The man had used sparrows and caged birds to lure both stray cats and domestic ones in the city of Jiujiang in southern Jiangsu province.
Many of the cats were found in cages in the back of a small truck, some near-death and mewing faintly in the heat, while others were recovered in a hut near a highway, cooled only by a ceiling fan. The man usually sold the cats for about 30 yuan ($4.40) each, the report said, citing a local policeman.
The man, identified only as Sun, was arrested Sunday after another man complained to police that someone had been stealing his pets, including a mother nursing five kittens.

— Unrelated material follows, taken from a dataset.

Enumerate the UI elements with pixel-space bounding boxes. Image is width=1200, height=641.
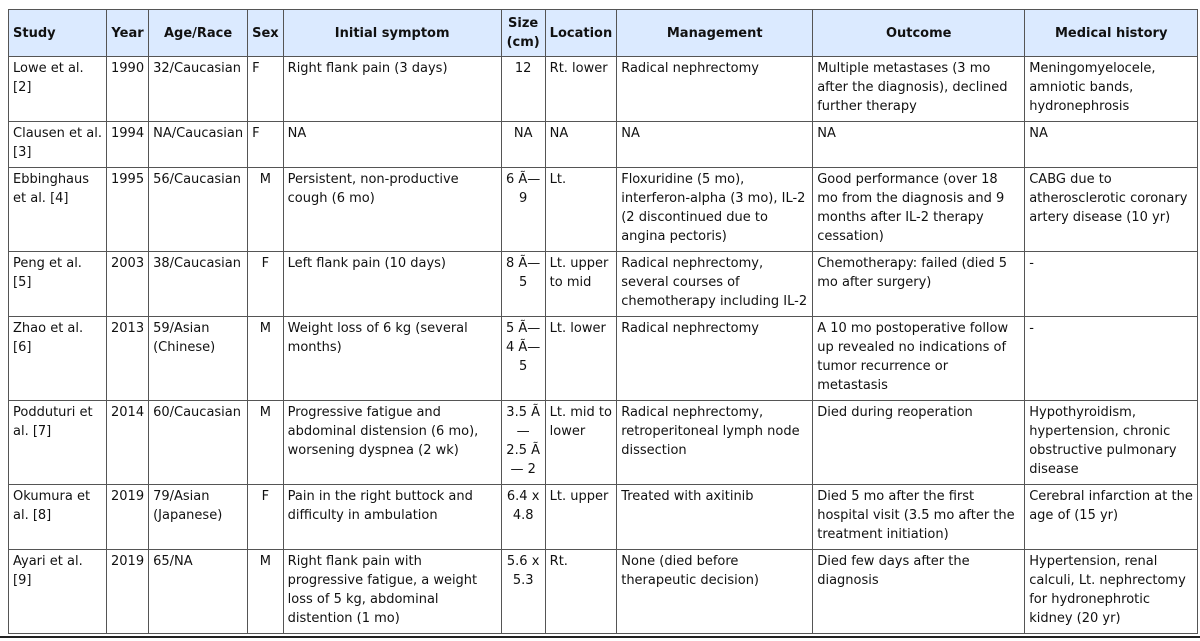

Police said that if no owners came forward, they would just release the 500 cats, the report said.
More than 10 million dogs and about four million cats are killed every year across China for their meat, activists say, a practice that comes under the spotlight every year with the annual dog meat and lychee festival in the Chinese city of Yulin. Activists say thousands of dogs and cats are “brutally bludgeoned to death,” at the festival, which begins on the summer solstice of June 21 and lasts 10 days.
Animals Asia said investigations carried out in 2016 and 2017 found that two branches of Carrefour in the Chinese city of Xuzhou were openly selling dog meat products.
But its investigators said the stores contained numerous dog meat products, such as “turtle-juiced dog meat,” which costs 136 RMB ($20) for 900 g (2 pounds).
Last month, Humane Society International (HSI) and other groups said dog meat sales had been unofficially banned at the Yulin festival this year, after widespread negative publicity and complaints from animal lovers in China and abroad — although authorities denied such a ban is in place.
On Tuesday, HSI welcomed a survey conducted by Chinese charities and local government researchers that found that 13 percent of Yulin residents never eat dog meat, and a further 59 percent eat it rarely, or only half a dozen times a year.